誰かが呼んでくれた憲兵がようやく駆け付けてきてくれて、取り押さえられている男を連れて行く。
野次馬もかなり集まってきていたが事の次第を全て見ていたのは道が狭かったのが幸いしてか最初に叫び声を上げた女性を始め他数人と工房の人たちだけでみな顔見知りだったためマリアの事を秘密にしてくれ、と頼み込んだ。…あまりにも強すぎると感じたからだ。
みなも同じように思ったのか絶対に秘密にします、と約束してくれた。
アレは、下手をすると国を滅ぼしかねない…
6年ほど経った今でも一切耳にはしないからみな秘密を守ってくれてるのだろう。
あのあと憲兵が呼んでくれたのか家の者が迎えに来てくれ、みなで帰った。
その日はサラも我が家に泊まることに。医師にも傷の具合を診せたかったし。
帰宅後2人で事の次第を両親とジョセフに伝える。…マリアの治癒魔法の事も一緒に。
……両親もやはり秘密にしたほうがいいと判断したようだった。
マリアを診せた医師には魔力がなくなっている事が分かってしまうから真実を告げ固く口止めをした。馴染みの医師だったからこちらも快く頷いてくれた。
使用人たちには告げないことになった。入れ替わることもあるから管理しきれないだろう、と。マリアが寝込んでいるのは幼い少女には刺激が強すぎたのだ、ということになった。
サラの背中の件は傷が浅かったから俺が治した、となっている。…実際は瀕死になる程の深いものだったが綺麗さっぱり跡形もなく治っていた。
(まあ、その……現場で治った背中を見せて貰ったはいいが鼻血を出してしまったのは今では笑い話だ。)
マリアはその後、3日間眠り続けた。
その間サラは我が家に泊まり込んで、時間の許す限りマリアのそばに居てくれた。
俺も農作業や次期当主になるための勉強の合間を縫って一緒にいたお陰でサラとの絆がますます深まったし、この女性を伴侶に選んで本当に良かったと惚れ直したのは言うまでもない。

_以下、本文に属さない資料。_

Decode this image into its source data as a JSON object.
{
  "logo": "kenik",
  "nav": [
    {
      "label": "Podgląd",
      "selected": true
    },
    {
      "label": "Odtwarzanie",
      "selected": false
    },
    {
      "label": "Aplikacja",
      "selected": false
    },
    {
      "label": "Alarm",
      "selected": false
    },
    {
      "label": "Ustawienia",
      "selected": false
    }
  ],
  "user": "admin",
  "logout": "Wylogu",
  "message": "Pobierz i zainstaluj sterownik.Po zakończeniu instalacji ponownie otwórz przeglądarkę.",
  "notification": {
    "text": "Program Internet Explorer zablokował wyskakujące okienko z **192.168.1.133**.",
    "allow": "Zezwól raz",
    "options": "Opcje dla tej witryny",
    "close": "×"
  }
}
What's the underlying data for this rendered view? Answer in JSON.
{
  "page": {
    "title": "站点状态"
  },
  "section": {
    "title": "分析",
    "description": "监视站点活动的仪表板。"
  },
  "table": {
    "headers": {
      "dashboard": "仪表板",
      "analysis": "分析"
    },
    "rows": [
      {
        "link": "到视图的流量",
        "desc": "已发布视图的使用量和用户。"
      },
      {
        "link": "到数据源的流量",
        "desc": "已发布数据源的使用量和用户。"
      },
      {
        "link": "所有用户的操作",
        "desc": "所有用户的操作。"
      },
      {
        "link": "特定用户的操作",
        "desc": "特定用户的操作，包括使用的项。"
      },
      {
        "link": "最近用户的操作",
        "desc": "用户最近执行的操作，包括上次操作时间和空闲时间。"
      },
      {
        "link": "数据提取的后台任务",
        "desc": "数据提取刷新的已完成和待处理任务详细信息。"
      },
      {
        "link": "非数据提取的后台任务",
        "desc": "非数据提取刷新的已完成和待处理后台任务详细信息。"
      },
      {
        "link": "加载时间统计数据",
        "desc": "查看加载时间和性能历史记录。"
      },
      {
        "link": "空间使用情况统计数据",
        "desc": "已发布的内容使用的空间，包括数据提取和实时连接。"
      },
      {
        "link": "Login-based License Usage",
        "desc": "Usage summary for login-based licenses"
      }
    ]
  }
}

マリアが目覚めた時も抱き合って喜んだ。(初めて抱き合ったからあとから恥ずかしかったな…)
サラの命を救ってくれただけでなく、俺たちの仲もより強固なものにしてくれたマリアには一生頭が上がらないし、彼女が困ったときは必ず助けようと2人で誓い合った。──それがすぐ試されることになろうとはその時は思ってもいなかったが。
「あー、さっぱりした。」1日の汗と泥を落とし気分も爽快だ。
「そろそろ夕食か… サラが気にしてたしマリアの事、よく見とくか。
…しかし昨晩、本当に夜会で何があったんだ…?無理に聞き出すのは気が引けるしなあ……」
──何があったとしても、彼女が助けを求めてきたら手を差し出すだけだ。
なぜならこの世で唯一無二の可愛い妹なのだから──。
弟もいるけど、事件のせいでシスコン気味に。